Tag Archives: hospital-fee schedules

5 Complex Issues Facing Regulators

The 2014 International Association of Industrial Accident Boards and Commissioners (IAIABC) Annual Conference in Austin offered a forum for regulators from around the country to discuss common issues and potential solutions. At this year’s conference, held Sept. 29  to Oct. 2, regulators highlighted a variety of complex issues that they are currently facing. Top issues include:

1. Hospital-Fee Schedules

In states that do not have hospital-fee schedules, the standard for payment is usually “reasonable and customary” charges. The question becomes, how do you determine what is reasonable? Healthcare providers push for billed charges to be the standard, but payers feel that this is an unfair standard because the charges are significantly higher than what providers ultimately accept as payment. Payers are pushing for paid charges to be the standard, but providers argue that preferred provider organization (PPO) contracts heavily influence average charges and that those contracts are based on volume. Providers do not believe that those without contracts should get the benefit of that volume discount.

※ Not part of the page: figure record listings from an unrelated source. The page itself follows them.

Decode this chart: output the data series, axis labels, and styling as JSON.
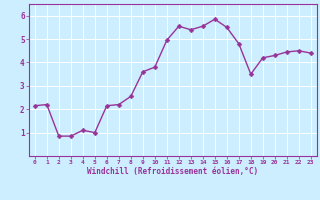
{
  "x": [
    0,
    1,
    2,
    3,
    4,
    5,
    6,
    7,
    8,
    9,
    10,
    11,
    12,
    13,
    14,
    15,
    16,
    17,
    18,
    19,
    20,
    21,
    22,
    23
  ],
  "y": [
    2.15,
    2.2,
    0.85,
    0.85,
    1.1,
    1.0,
    2.15,
    2.2,
    2.55,
    3.6,
    3.8,
    4.95,
    5.55,
    5.4,
    5.55,
    5.85,
    5.5,
    4.8,
    3.5,
    4.2,
    4.3,
    4.45,
    4.5,
    4.4
  ],
  "line_color": "#993399",
  "marker_color": "#993399",
  "bg_color": "#cceeff",
  "grid_color": "#ffffff",
  "xlabel": "Windchill (Refroidissement éolien,°C)",
  "xlim": [
    -0.5,
    23.5
  ],
  "ylim": [
    0,
    6.5
  ],
  "yticks": [
    1,
    2,
    3,
    4,
    5,
    6
  ],
  "xticks": [
    0,
    1,
    2,
    3,
    4,
    5,
    6,
    7,
    8,
    9,
    10,
    11,
    12,
    13,
    14,
    15,
    16,
    17,
    18,
    19,
    20,
    21,
    22,
    23
  ],
  "tick_color": "#993399",
  "line_width": 1.0,
  "marker_size": 2.5
}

2. Benefits for Illegal Aliens

Nearly all states extend benefits in some form to illegal alien workers. In some states, benefits are limited to medical benefits, while other states limit benefits to medical and total disability. In most states, there are no limitations to what benefits these workers can receive.

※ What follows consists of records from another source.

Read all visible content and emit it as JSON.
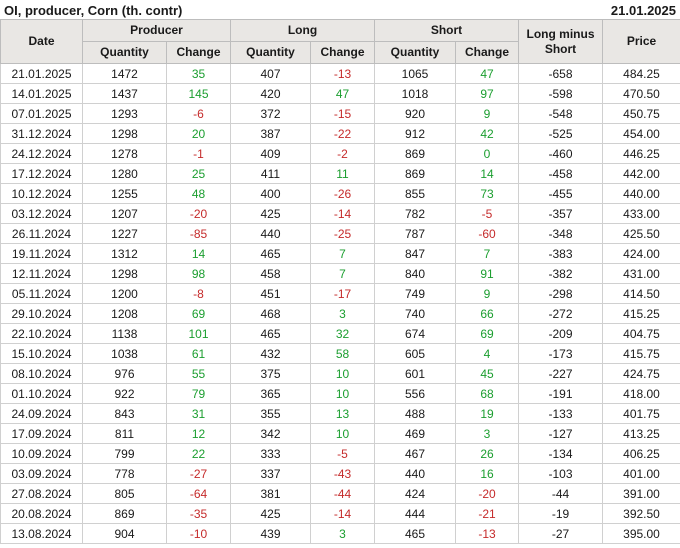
{
  "header": {
    "title": "OI, producer, Corn (th. contr)",
    "date": "21.01.2025"
  },
  "table": {
    "group_columns": [
      {
        "label": "Date"
      },
      {
        "label": "Producer"
      },
      {
        "label": "Long"
      },
      {
        "label": "Short"
      },
      {
        "label": "Long minus Short"
      },
      {
        "label": "Price"
      }
    ],
    "sub_columns": [
      "Quantity",
      "Change",
      "Quantity",
      "Change",
      "Quantity",
      "Change"
    ]
  },
  "colors": {
    "positive_change": "#1b9e2f",
    "negative_change": "#c52b2b",
    "header_bg": "#e9e7e4",
    "border": "#d0d0d0",
    "text": "#1a1a1a"
  },
  "chart_data": {
    "type": "table",
    "title": "OI, producer, Corn (th. contr)",
    "as_of_date": "21.01.2025",
    "columns": [
      "Date",
      "Producer Quantity",
      "Producer Change",
      "Long Quantity",
      "Long Change",
      "Short Quantity",
      "Short Change",
      "Long minus Short",
      "Price"
    ],
    "rows": [
      [
        "21.01.2025",
        1472,
        35,
        407,
        -13,
        1065,
        47,
        -658,
        "484.25"
      ],
      [
        "14.01.2025",
        1437,
        145,
        420,
        47,
        1018,
        97,
        -598,
        "470.50"
      ],
      [
        "07.01.2025",
        1293,
        -6,
        372,
        -15,
        920,
        9,
        -548,
        "450.75"
      ],
      [
        "31.12.2024",
        1298,
        20,
        387,
        -22,
        912,
        42,
        -525,
        "454.00"
      ],
      [
        "24.12.2024",
        1278,
        -1,
        409,
        -2,
        869,
        0,
        -460,
        "446.25"
      ],
      [
        "17.12.2024",
        1280,
        25,
        411,
        11,
        869,
        14,
        -458,
        "442.00"
      ],
      [
        "10.12.2024",
        1255,
        48,
        400,
        -26,
        855,
        73,
        -455,
        "440.00"
      ],
      [
        "03.12.2024",
        1207,
        -20,
        425,
        -14,
        782,
        -5,
        -357,
        "433.00"
      ],
      [
        "26.11.2024",
        1227,
        -85,
        440,
        -25,
        787,
        -60,
        -348,
        "425.50"
      ],
      [
        "19.11.2024",
        1312,
        14,
        465,
        7,
        847,
        7,
        -383,
        "424.00"
      ],
      [
        "12.11.2024",
        1298,
        98,
        458,
        7,
        840,
        91,
        -382,
        "431.00"
      ],
      [
        "05.11.2024",
        1200,
        -8,
        451,
        -17,
        749,
        9,
        -298,
        "414.50"
      ],
      [
        "29.10.2024",
        1208,
        69,
        468,
        3,
        740,
        66,
        -272,
        "415.25"
      ],
      [
        "22.10.2024",
        1138,
        101,
        465,
        32,
        674,
        69,
        -209,
        "404.75"
      ],
      [
        "15.10.2024",
        1038,
        61,
        432,
        58,
        605,
        4,
        -173,
        "415.75"
      ],
      [
        "08.10.2024",
        976,
        55,
        375,
        10,
        601,
        45,
        -227,
        "424.75"
      ],
      [
        "01.10.2024",
        922,
        79,
        365,
        10,
        556,
        68,
        -191,
        "418.00"
      ],
      [
        "24.09.2024",
        843,
        31,
        355,
        13,
        488,
        19,
        -133,
        "401.75"
      ],
      [
        "17.09.2024",
        811,
        12,
        342,
        10,
        469,
        3,
        -127,
        "413.25"
      ],
      [
        "10.09.2024",
        799,
        22,
        333,
        -5,
        467,
        26,
        -134,
        "406.25"
      ],
      [
        "03.09.2024",
        778,
        -27,
        337,
        -43,
        440,
        16,
        -103,
        "401.00"
      ],
      [
        "27.08.2024",
        805,
        -64,
        381,
        -44,
        424,
        -20,
        -44,
        "391.00"
      ],
      [
        "20.08.2024",
        869,
        -35,
        425,
        -14,
        444,
        -21,
        -19,
        "392.50"
      ],
      [
        "13.08.2024",
        904,
        -10,
        439,
        3,
        465,
        -13,
        -27,
        "395.00"
      ]
    ]
  }
}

The concern is that some states are awarding these injured workers permanent total disability benefits because their status as illegal aliens means they cannot be put through vocational rehabilitation and returned to work. Attorneys argue that total disability benefits should continue when a light-duty release is obtained because that person cannot legally return to work. States are trying to find a balance that protects the illegal alien workers but doesn’t award them additional benefits simply because of their inability to legally work in the U.S.

3. Ride-Sharing Services

The explosion of ride-sharing services such as Uber is causing concern with regulators around the nation. The big concern from a workers’ compensation standpoint is whether these drivers should be classified as employees of Uber or whether they are independent contractors. Owners of taxi companies argue that allowing these drivers to be classified as independent contractors creates an unfair competitive advantage. States are challenged with whether they can classify these drivers by statute or whether this should be done by courts interpreting current statutes.

4. Treatment Guidelines

Several states, including Washington, Texas and Colorado, have pushed out treatment guidelines for issues such as opioids and lower back injuries. These guidelines have resulted in significantly lower medical costs on claims. The medical community tends to resist implementation of such guidelines as they feel this impedes their ability to render appropriate medical care based on the specifics of the patient. Those that argue for treatment guidelines point to significant research on the effectiveness of certain treatment methods and the dangers associated with opioids above certain dosage levels.

5. Large-Deductible Policies

Regulators feel that there is confusion on the differences between large-deductible policies and self-insurance, with many employers assuming that the two are interchangeable. In some states, courts have ruled that employers under a large-deductible policy cannot have influence over the claims-handling process, so they cannot access items like adjuster files.

The carrier is ultimately responsible for payment of the claims and compliance with the statutes. If the carrier is unable to collect the deductible from the employer, the regulators do not have jurisdiction over the issue. The deductible agreement is outside the parameters of the insurance policy.